Lake Hefner is a popular destination as an urban oasis in the heart of Oklahoma City. On sunny days, families and fitness enthusiasts flock to the lake for walking, running, cycling, or rollerblading along the trails; sailing, fishing, or kiteboarding on the lake; golfing on the park's golf course; or dining at one of the lakeside restaurants. But it's not all good clean fun at Lake Hefner.
Over a four-day sting beginning last Thursday, the Oklahoma City Police Department's IMPACT unit arrested 34 men on complaints of engaging in public lewdness. The police arrived at Lake Hefner's Hobie Point after a man sailing with his two sons called police saying he saw two men engaging in a public sex act. Within two hours, reports say, police set up operations at Hobie Point and arrested nearly three dozen men over the course of four days.
Among those arrested were a former Piedmont city councilman and an employee of the Oklahoma County Sheriff's Office, who was fired after his arrest. The men were arrested on municipal complaints and fined a joint total of $43,000. They will not be criminally charged in state court, although violating the state's public decency statutes is a misdemeanor offense punishable by a maximum of one year in county jail if prosecuted by the District Attorney's Office.
Engaging in public lewdness is not considered a sex crime, and it is defined under the same statute the includes public urination. Oklahoma law defines public indecency under 21 O.S.§ 22:
“Every person who willfully and wrongfully commits any act which grossly injures the person or property of another, or which grossly disturbs the public peace or health, or which openly outrages public decency, including but not limited to urination in a public place, and is injurious to public morals, although no punishment is expressly prescribed therefore by this code, is guilty of a misdemeanor.”
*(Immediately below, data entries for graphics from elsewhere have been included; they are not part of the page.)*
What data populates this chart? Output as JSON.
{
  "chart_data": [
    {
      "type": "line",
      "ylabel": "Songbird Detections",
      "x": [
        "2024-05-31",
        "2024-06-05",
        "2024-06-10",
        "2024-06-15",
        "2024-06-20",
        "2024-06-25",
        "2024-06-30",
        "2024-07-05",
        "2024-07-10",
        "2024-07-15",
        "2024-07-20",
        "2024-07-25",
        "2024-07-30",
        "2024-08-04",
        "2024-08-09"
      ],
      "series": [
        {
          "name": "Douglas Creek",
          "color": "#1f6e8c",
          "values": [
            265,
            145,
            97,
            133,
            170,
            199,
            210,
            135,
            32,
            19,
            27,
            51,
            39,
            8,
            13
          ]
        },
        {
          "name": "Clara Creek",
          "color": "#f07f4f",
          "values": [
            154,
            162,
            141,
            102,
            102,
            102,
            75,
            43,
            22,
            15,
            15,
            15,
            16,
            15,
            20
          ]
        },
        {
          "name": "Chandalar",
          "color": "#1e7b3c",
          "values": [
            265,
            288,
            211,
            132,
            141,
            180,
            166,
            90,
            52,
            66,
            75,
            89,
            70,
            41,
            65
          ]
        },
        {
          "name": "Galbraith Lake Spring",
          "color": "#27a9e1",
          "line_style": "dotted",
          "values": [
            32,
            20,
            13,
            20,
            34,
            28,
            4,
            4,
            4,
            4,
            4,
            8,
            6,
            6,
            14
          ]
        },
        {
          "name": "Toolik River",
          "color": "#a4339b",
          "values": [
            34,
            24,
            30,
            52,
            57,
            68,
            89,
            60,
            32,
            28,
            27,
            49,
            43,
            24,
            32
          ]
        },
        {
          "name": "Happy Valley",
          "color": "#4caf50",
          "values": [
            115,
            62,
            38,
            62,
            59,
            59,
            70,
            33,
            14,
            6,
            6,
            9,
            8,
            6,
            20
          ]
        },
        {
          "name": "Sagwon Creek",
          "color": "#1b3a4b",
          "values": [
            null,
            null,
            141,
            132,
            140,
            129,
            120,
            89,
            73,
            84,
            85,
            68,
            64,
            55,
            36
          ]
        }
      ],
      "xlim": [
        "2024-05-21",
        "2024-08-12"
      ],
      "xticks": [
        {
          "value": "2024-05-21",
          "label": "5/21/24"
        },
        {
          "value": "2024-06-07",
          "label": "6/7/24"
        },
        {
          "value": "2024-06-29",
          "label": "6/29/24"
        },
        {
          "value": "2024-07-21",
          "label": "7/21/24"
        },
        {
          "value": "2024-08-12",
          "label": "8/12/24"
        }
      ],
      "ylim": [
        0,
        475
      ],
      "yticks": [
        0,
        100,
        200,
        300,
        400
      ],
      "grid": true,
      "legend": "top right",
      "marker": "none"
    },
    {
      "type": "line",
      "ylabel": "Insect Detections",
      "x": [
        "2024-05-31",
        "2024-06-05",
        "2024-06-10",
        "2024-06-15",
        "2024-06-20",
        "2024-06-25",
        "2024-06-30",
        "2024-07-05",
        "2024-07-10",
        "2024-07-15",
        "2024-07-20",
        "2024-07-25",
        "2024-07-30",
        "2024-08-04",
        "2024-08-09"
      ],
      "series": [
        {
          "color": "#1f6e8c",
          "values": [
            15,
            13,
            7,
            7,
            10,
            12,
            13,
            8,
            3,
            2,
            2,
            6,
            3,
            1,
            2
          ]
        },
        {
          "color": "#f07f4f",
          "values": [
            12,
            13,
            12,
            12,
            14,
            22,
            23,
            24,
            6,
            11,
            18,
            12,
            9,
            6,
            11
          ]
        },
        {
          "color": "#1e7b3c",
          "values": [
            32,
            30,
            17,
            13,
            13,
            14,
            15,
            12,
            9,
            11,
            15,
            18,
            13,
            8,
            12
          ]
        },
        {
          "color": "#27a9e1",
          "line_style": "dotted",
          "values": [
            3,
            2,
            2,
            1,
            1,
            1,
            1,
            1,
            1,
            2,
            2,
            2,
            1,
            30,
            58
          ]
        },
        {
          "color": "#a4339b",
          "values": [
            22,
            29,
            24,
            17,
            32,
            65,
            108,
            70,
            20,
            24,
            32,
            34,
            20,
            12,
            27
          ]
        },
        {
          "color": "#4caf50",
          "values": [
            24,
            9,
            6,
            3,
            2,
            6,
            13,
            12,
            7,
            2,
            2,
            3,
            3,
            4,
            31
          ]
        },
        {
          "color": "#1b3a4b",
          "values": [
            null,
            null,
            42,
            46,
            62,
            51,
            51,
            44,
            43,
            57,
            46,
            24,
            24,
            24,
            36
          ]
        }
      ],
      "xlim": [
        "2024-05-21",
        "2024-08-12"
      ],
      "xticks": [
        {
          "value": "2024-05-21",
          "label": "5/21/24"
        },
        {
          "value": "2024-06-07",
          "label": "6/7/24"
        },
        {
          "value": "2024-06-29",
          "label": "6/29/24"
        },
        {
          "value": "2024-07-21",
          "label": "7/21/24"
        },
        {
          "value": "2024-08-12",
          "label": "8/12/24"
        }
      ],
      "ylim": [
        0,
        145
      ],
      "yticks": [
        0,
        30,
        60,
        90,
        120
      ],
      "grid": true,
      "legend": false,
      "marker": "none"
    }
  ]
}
The sting conducted last week and early this week was not the first attempt Oklahoma City police have made to clean up Hobie Point.
In February 2012, police arrested 16 men on public indecency complaints, including a Boy Scout leader, whose membership in the organization was revoked upon his arrest; however, the case against him was eventually dismissed.
In April 2009, police arrested 16 men at Hobie Point on indecent exposure complaints. Unlike outraging public decency, indecent exposure is a felony sex crime punishable by a maximum of 10 years in prison, $20,000 in fines, and lifetime registration as an Oklahoma sex offender. After Oklahoma City police announced those arrests, Sergeant Jennifer Wardlow told reporters, "I can't say whether five years from now whether it will be the same.We are proactive in our approach in trying to eliminate this." More than four years later, it is not the same--the number of arrests in a four-day span have more than doubled.
Lake Hefner park officials assert that Hobie Park is safe for families. However, you just might want to put blinders on the kids if you are in that area.